More than 1,000 science, engineering and math students from around the country were nominated for this year’s 320 Goldwater scholarships. Only 27 went to math majors.
“It’s even greater that he is from UAA. Our students can achieve the highest possible honors as in any place else,” Narang said.
Nolting’s interests are expansive, ranging from religion, astronomy and physics, to mountain biking, cross country skiing and reading history.
“He’s really passionate about learning,” said Sarah Piper, a fellow math lab monitor. “He does (research) because he really loves to learn, and if anybody deserves that scholarship it’s him.”
At Penn State University’s Institute for Mathematical Biology this summer, Nolting will try to model changes in Lake Erie’s fish population with an equation.
“When mathematicians try to model nature with equations, they run into trouble because nature usually does not behave in a linear manner,” Nolting wrote in an e-mail. “Computer scientists have tried to get around solving nonlinear equations by using numerical simulations.
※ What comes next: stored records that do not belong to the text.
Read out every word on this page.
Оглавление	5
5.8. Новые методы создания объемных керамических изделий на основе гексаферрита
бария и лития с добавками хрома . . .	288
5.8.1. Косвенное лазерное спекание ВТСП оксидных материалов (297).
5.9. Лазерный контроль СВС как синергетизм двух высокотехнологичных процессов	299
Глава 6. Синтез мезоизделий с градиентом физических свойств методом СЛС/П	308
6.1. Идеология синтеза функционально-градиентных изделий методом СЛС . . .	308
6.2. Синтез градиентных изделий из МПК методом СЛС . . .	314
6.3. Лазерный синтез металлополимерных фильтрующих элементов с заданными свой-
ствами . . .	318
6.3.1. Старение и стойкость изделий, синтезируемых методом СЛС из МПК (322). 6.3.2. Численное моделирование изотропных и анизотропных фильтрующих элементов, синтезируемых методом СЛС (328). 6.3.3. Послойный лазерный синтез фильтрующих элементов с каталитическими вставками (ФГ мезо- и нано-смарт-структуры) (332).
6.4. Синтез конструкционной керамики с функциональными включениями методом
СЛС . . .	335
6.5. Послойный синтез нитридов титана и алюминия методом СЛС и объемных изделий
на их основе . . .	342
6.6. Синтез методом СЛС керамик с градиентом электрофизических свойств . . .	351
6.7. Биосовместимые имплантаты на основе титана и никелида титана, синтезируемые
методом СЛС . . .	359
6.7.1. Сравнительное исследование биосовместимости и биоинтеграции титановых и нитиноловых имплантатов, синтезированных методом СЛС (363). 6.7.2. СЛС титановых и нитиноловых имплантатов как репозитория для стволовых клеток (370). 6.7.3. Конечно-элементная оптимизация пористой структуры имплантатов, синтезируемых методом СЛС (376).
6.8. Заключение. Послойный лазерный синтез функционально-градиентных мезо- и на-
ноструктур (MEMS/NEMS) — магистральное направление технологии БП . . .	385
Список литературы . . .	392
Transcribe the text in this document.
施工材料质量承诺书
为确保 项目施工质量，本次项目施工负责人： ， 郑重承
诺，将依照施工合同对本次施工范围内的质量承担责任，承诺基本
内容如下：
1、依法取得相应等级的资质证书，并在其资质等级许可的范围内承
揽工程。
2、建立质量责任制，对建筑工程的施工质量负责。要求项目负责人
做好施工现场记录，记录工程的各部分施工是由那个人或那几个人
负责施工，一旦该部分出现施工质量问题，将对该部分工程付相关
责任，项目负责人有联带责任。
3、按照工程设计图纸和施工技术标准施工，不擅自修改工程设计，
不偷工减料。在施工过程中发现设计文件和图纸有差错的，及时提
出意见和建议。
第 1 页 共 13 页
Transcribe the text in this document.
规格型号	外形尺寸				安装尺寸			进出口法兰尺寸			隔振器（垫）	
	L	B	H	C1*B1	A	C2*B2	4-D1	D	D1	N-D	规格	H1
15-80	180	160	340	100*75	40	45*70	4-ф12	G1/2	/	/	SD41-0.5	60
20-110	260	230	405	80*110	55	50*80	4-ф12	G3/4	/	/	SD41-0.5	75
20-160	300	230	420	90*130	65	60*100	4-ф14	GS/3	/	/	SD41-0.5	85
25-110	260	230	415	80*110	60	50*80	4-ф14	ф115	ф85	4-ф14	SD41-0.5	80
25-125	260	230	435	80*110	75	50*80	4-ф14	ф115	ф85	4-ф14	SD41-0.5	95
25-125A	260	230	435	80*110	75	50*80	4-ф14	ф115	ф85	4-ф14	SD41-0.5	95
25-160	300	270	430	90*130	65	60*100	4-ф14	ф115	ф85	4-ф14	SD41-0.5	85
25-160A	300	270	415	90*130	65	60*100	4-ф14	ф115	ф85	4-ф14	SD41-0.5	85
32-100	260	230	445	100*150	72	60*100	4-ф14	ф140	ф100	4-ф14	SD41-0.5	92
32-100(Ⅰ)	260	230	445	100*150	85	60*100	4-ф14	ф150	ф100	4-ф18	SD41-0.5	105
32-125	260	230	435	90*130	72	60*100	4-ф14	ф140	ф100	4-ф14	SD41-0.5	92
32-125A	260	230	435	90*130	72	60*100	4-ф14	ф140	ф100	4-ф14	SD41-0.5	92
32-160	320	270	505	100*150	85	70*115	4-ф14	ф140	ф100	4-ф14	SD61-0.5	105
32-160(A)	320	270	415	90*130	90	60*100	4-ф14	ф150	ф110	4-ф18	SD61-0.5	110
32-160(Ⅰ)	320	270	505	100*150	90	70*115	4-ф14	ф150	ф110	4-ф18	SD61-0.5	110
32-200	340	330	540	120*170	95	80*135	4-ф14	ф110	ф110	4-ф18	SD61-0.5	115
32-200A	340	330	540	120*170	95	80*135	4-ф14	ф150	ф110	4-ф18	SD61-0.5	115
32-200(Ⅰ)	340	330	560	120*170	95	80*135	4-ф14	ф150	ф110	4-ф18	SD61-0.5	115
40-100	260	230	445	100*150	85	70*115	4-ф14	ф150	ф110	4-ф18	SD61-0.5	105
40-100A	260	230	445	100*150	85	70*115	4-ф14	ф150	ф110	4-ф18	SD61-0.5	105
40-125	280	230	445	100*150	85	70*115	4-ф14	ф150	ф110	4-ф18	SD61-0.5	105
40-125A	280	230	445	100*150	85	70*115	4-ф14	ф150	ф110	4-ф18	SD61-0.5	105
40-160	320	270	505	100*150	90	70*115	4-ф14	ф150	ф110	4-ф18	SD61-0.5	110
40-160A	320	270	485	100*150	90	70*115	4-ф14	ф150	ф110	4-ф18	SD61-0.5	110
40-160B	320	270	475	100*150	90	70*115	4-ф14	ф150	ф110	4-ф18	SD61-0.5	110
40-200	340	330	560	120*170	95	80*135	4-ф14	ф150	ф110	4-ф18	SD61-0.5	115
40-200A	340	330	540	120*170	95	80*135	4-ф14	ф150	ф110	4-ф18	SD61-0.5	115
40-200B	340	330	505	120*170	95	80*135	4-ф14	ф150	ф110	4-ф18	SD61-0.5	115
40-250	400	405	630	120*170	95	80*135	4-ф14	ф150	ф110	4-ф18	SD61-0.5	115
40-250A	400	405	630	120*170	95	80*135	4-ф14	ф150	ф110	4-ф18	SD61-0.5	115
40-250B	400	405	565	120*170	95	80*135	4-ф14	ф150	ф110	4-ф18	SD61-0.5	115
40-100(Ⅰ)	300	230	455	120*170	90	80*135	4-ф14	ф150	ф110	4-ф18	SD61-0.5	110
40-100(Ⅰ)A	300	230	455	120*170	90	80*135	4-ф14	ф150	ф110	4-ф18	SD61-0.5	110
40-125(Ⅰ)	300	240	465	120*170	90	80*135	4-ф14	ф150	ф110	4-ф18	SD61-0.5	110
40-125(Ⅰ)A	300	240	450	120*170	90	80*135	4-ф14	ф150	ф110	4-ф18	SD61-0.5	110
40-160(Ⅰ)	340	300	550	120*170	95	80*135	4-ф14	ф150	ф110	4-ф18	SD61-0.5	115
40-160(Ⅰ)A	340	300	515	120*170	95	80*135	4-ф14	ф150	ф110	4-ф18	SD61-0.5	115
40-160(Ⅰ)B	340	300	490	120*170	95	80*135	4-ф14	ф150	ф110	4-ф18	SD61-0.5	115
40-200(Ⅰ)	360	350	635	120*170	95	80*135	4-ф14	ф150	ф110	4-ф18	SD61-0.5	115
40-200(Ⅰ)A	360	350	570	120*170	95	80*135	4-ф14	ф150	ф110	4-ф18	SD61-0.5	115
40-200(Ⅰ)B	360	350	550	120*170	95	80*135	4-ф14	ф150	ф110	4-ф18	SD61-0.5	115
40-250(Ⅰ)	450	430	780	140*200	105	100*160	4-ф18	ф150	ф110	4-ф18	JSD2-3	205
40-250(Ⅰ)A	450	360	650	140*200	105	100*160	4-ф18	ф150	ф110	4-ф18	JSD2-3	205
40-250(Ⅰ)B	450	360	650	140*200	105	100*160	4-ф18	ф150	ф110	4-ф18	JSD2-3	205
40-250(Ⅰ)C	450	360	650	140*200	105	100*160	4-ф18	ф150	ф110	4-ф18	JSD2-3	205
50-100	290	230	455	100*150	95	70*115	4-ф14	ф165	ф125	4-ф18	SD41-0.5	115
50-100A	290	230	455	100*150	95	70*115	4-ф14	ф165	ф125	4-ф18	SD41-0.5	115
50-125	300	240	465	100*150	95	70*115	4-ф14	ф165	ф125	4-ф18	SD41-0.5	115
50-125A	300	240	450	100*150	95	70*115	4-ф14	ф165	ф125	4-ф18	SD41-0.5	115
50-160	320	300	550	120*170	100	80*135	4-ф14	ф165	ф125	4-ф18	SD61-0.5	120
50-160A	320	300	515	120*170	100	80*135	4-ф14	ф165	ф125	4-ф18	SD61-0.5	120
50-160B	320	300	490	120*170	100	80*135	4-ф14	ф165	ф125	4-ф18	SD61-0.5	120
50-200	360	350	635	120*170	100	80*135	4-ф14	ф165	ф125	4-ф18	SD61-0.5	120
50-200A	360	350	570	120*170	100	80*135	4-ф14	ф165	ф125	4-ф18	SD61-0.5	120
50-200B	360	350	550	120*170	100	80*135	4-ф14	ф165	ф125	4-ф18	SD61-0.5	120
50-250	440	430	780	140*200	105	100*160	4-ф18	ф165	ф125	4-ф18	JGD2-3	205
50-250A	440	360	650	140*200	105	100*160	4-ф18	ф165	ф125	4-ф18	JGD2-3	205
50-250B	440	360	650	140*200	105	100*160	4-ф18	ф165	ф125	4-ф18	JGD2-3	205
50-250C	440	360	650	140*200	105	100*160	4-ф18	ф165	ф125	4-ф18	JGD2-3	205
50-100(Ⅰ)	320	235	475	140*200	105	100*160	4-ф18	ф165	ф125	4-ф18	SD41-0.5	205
These simulations only provide snapshots of a system’s behavior… Mathematicians are trying to find a method that gives more than just a few snapshots of certain solutions, and instead reveals the whole interconnected structure of the system being analyzed.”
Nolting was awarded $7,500 as part of the scholarship program honoring Senator Barry M. Goldwater. The scholarship, designed to encourage outstanding students to pursue careers in math, natural science and engineering, is the premier undergraduate award of its type.
“The really cool thing about this award is that it recognizes this department at UAA,” Nolting said while he tutored students at the math lab in the Social Sciences Building. “UAA is fortunate to have a group of extremely talented professors. It also shows we have a ton of really strong students in the math department.”
Working with math professor Len Smiley during his independent study program, Nolting dove into the realm of pure mathematics – confirming math.
“He didn’t take it for granted, it’s his nature to check everything,” Smiley said as he opened one of the many notebooks full of neatly organized numbers and symbols, demonstrating Nolting’s research work. “He has an uncompromising intellectual tenacity, a higher calling.”